Sadly, this is legal.
Congress passed a trade act in 2002, 107 H.R. 3009, that expanded the Custom Service’s ability to open international mail. Here’s the beginning of Section 344:
(1) In general.—For purposes of ensuring compliance with the Customs laws of the United States and other laws enforced by the Customs Service, including the provisions of law described in paragraph (2), a Customs officer may, subject to the provisions of this section, stop and search at the border, without a search warrant, mail of domestic origin transmitted for export by the United States Postal Service and foreign mail transiting the United States that is being imported or exported by the United States Postal Service.

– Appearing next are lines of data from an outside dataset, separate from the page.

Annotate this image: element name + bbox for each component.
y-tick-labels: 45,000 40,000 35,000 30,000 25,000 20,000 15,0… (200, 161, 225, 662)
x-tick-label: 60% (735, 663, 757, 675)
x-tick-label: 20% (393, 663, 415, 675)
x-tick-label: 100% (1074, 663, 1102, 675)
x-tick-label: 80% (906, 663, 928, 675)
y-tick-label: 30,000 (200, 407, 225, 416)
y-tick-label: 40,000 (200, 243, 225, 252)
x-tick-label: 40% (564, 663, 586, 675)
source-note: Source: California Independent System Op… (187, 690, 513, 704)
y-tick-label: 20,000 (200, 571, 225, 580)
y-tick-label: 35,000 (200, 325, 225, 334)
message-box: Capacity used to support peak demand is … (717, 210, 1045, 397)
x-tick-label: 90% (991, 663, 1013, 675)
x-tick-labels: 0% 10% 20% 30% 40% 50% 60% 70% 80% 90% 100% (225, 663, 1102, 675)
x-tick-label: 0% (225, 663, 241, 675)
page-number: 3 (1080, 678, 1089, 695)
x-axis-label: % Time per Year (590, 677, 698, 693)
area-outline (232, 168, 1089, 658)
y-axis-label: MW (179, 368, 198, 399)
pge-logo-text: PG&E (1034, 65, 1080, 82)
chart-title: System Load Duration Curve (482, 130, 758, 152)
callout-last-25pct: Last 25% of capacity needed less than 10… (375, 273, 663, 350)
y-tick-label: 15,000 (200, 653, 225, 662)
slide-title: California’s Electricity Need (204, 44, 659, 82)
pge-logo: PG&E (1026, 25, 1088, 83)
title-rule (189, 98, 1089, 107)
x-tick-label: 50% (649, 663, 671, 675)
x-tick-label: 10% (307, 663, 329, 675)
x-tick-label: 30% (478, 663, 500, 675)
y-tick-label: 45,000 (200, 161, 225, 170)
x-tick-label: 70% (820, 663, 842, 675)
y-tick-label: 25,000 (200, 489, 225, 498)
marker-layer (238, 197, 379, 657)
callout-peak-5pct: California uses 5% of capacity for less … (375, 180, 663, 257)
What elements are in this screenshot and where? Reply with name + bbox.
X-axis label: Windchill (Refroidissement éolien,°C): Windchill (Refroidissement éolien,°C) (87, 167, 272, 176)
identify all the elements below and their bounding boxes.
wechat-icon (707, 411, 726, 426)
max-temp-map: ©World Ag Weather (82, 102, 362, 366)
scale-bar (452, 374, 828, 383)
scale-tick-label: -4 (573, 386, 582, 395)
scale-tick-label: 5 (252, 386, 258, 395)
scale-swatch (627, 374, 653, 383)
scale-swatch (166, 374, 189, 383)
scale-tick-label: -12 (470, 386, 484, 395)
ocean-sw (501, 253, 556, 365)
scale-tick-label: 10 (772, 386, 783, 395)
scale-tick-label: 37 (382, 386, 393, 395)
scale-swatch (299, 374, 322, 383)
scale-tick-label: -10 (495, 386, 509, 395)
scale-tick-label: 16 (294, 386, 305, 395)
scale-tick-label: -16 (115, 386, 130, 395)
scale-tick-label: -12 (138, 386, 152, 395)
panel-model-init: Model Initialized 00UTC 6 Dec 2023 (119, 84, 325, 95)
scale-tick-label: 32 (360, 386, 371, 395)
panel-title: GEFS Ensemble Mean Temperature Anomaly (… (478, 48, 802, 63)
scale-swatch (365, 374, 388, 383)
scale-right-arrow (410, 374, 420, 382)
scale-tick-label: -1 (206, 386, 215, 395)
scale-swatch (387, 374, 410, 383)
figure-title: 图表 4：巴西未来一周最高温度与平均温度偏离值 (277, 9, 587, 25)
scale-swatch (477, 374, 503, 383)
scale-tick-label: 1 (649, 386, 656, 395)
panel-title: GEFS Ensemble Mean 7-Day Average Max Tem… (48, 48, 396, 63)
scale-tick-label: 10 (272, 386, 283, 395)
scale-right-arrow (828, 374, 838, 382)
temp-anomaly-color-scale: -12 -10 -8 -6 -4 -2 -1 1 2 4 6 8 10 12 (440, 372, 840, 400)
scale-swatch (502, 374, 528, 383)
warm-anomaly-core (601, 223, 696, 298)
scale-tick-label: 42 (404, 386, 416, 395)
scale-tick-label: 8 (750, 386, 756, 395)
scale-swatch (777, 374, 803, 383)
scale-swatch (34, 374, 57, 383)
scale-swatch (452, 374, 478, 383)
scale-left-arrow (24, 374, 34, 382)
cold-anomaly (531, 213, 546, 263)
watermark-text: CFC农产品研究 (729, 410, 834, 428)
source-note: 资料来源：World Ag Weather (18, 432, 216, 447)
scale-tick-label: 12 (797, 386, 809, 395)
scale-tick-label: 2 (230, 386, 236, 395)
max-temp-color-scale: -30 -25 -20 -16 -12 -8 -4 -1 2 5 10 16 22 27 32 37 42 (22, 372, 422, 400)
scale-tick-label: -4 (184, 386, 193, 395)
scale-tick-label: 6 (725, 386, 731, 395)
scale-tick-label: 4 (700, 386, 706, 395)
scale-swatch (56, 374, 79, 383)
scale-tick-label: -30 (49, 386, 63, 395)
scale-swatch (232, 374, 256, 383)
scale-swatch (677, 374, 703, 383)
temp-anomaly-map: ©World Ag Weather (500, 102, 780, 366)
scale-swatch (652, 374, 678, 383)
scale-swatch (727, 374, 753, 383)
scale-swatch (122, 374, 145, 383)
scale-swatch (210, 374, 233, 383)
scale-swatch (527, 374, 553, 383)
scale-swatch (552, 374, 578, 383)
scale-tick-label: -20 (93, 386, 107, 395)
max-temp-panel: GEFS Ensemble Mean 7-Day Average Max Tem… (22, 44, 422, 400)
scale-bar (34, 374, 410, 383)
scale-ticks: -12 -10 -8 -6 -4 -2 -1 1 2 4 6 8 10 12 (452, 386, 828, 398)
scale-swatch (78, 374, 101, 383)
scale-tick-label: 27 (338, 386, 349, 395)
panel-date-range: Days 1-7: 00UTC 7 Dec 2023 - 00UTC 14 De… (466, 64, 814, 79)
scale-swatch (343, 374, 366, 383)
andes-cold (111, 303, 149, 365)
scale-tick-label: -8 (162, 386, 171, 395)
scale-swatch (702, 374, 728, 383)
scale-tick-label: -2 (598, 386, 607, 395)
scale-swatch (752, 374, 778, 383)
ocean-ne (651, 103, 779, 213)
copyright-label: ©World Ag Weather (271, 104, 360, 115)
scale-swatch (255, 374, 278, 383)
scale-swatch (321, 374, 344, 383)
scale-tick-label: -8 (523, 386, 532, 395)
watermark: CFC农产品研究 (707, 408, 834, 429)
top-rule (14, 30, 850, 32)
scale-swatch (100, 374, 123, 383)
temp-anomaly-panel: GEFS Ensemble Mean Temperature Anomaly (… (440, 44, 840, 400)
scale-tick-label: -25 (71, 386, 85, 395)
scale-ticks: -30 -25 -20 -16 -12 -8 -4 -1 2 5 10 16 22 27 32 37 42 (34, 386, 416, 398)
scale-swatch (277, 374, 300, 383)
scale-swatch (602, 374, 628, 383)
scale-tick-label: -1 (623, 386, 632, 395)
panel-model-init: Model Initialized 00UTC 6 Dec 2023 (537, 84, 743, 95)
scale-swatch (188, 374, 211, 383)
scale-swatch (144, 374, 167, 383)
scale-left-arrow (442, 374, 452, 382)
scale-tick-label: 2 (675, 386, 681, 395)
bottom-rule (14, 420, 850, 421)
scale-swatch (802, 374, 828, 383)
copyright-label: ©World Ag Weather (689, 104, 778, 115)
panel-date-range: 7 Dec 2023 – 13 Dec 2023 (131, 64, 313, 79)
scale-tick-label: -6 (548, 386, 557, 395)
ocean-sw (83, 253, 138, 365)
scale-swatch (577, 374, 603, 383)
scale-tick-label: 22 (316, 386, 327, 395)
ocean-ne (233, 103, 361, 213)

If I remember correctly, the ACLU was able to temper the amendment, and this language is better than what the government originally wanted.
Domestic First Class mail is still private; the police need a warrant is to open it. But there is a lower standard for Media Mail and the like, and a lower standard for “mail covers”: the practice of collecting address information from the outside of the envelope.
Sundar • January 16, 2006 7:47 AM
Yes. Sadly, we have to live with it. Breach of privacy has become a common place in the US post-9/11. NSA can strip you anywhere they want and Customs can open your mail, w/o warrent. I read in novels that such a situation prevailed in Soviet Russia during cold war and it is happening now here in the US.